On 27 July, the Security Council received an oral briefing on the drawdown and closure of the AU/UN Hybrid Operation in Darfur (UNAMID), as requested in resolution 2559, from Under-Secretary-General for Operational Support Atul Khare (S/PV.8825).
The Situation in the Middle East, including the Palestinian Question
On 28 July, the Security Council held its quarterly open debate on “The situation in the Middle East, including the Palestinian Question” (S/PV.8826). The Council was briefed by Deputy Special Coordinator for the Middle East Peace Process Lynn Hastings, as well as Yudith Oppenheimer, Executive Director of Ir Amim. The representatives of Israel and the Observer State of Palestine also participated in the meeting.
Arria-formula Meeting on Counter-Terrorism and Gender
On 28 July, the Council held an Arria-formula meeting on “preventing terrorism and violent extremism through tackling gender stereotypes, masculinities, and structural gender inequality”. The meeting was organised by Mexico in cooperation with Estonia, Norway, the UK, and the US. The briefers were Assistant Secretary-General Michèle Coninsx, Executive Director of the Counter-Terrorism Committee Executive Directorate; David Duriesmith, lecturer in gender and politics at the University of Sheffield; and Fauziya Abdi Ali, President of Women in International Security Kenya.
Central African Republic
On 29 July, the Security Council adopted resolution 2588, which extended the CAR sanctions regime until 31 July 2022, including an arms embargo with some exemptions.

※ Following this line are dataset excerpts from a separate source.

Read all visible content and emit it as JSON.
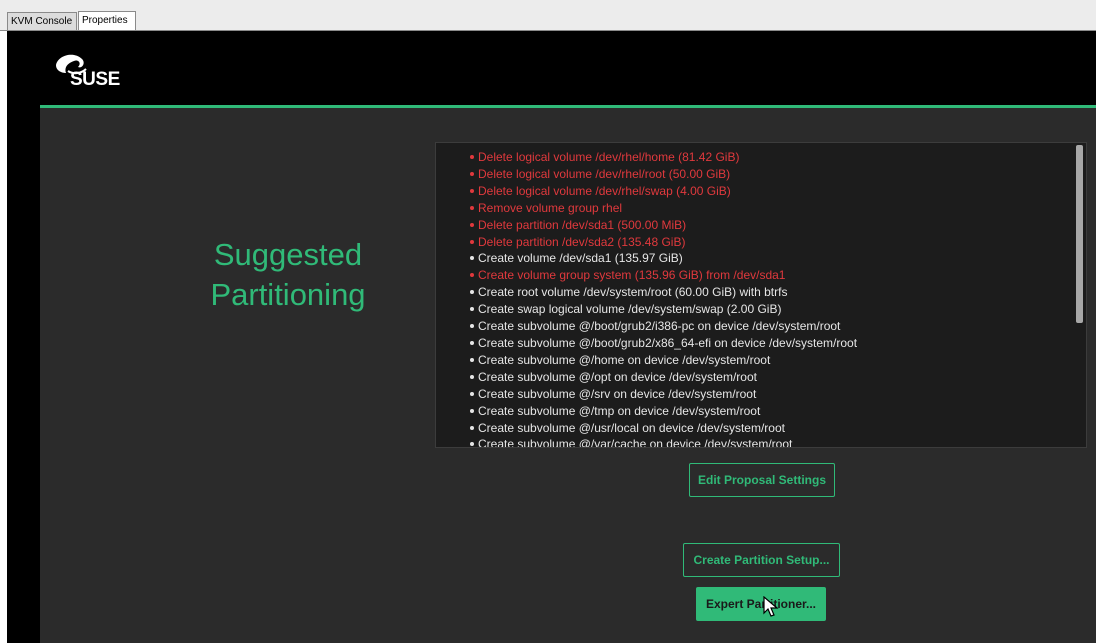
{
  "tabs": [
    {
      "label": "KVM Console",
      "selected": false
    },
    {
      "label": "Properties",
      "selected": true
    }
  ],
  "header": {
    "logo_text": "SUSE",
    "logo_icon": "suse-chameleon-icon"
  },
  "page": {
    "title_line1": "Suggested",
    "title_line2": "Partitioning"
  },
  "proposal_actions": [
    {
      "text": "Delete logical volume /dev/rhel/home (81.42 GiB)",
      "destructive": true
    },
    {
      "text": "Delete logical volume /dev/rhel/root (50.00 GiB)",
      "destructive": true
    },
    {
      "text": "Delete logical volume /dev/rhel/swap (4.00 GiB)",
      "destructive": true
    },
    {
      "text": "Remove volume group rhel",
      "destructive": true
    },
    {
      "text": "Delete partition /dev/sda1 (500.00 MiB)",
      "destructive": true
    },
    {
      "text": "Delete partition /dev/sda2 (135.48 GiB)",
      "destructive": true
    },
    {
      "text": "Create volume /dev/sda1 (135.97 GiB)",
      "destructive": false
    },
    {
      "text": "Create volume group system (135.96 GiB) from /dev/sda1",
      "destructive": true
    },
    {
      "text": "Create root volume /dev/system/root (60.00 GiB) with btrfs",
      "destructive": false
    },
    {
      "text": "Create swap logical volume /dev/system/swap (2.00 GiB)",
      "destructive": false
    },
    {
      "text": "Create subvolume @/boot/grub2/i386-pc on device /dev/system/root",
      "destructive": false
    },
    {
      "text": "Create subvolume @/boot/grub2/x86_64-efi on device /dev/system/root",
      "destructive": false
    },
    {
      "text": "Create subvolume @/home on device /dev/system/root",
      "destructive": false
    },
    {
      "text": "Create subvolume @/opt on device /dev/system/root",
      "destructive": false
    },
    {
      "text": "Create subvolume @/srv on device /dev/system/root",
      "destructive": false
    },
    {
      "text": "Create subvolume @/tmp on device /dev/system/root",
      "destructive": false
    },
    {
      "text": "Create subvolume @/usr/local on device /dev/system/root",
      "destructive": false
    },
    {
      "text": "Create subvolume @/var/cache on device /dev/system/root",
      "destructive": false
    }
  ],
  "buttons": {
    "edit_proposal": "Edit Proposal Settings",
    "create_partition": "Create Partition Setup...",
    "expert_partitioner": "Expert Partitioner..."
  },
  "colors": {
    "accent_green": "#30ba78",
    "destructive_red": "#e0393d",
    "background": "#2b2b2b"
  }
}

Resolution 2588 also renewed the mandate of the CAR Panel of Experts, who assist the sanctions committee in overseeing the sanction measures, until 31 August 2022. Unlike last year’s unanimous adoption of the sanctions regime renewal, the Council adopted resolution 2588 with 14 votes in favour and one abstention (China).
Arria-formula Meeting on Myanmar
On 29 July, Security Council members held a virtual Arria-formula meeting on “Myanmar: Crisis, Conflict and COVID – where are we now?”, which was organised by the UK. The briefers were Susanna Hla Hla Soe, Minister for Women at the National Unity Government, an alliance of ousted National League for Democracy (NLD) politicians and activists, and Gum San Nsang of the Kachin Political Interim Coordination Team (KPICT), a coordination team comprised of domestic and international organisations which advocate for the rights of the Kachin ethnic groups in northern Myanmar. In addition to Council members, member states from the Association of Southeast Asian Nations (ASEAN) and Bangladesh attended the meeting.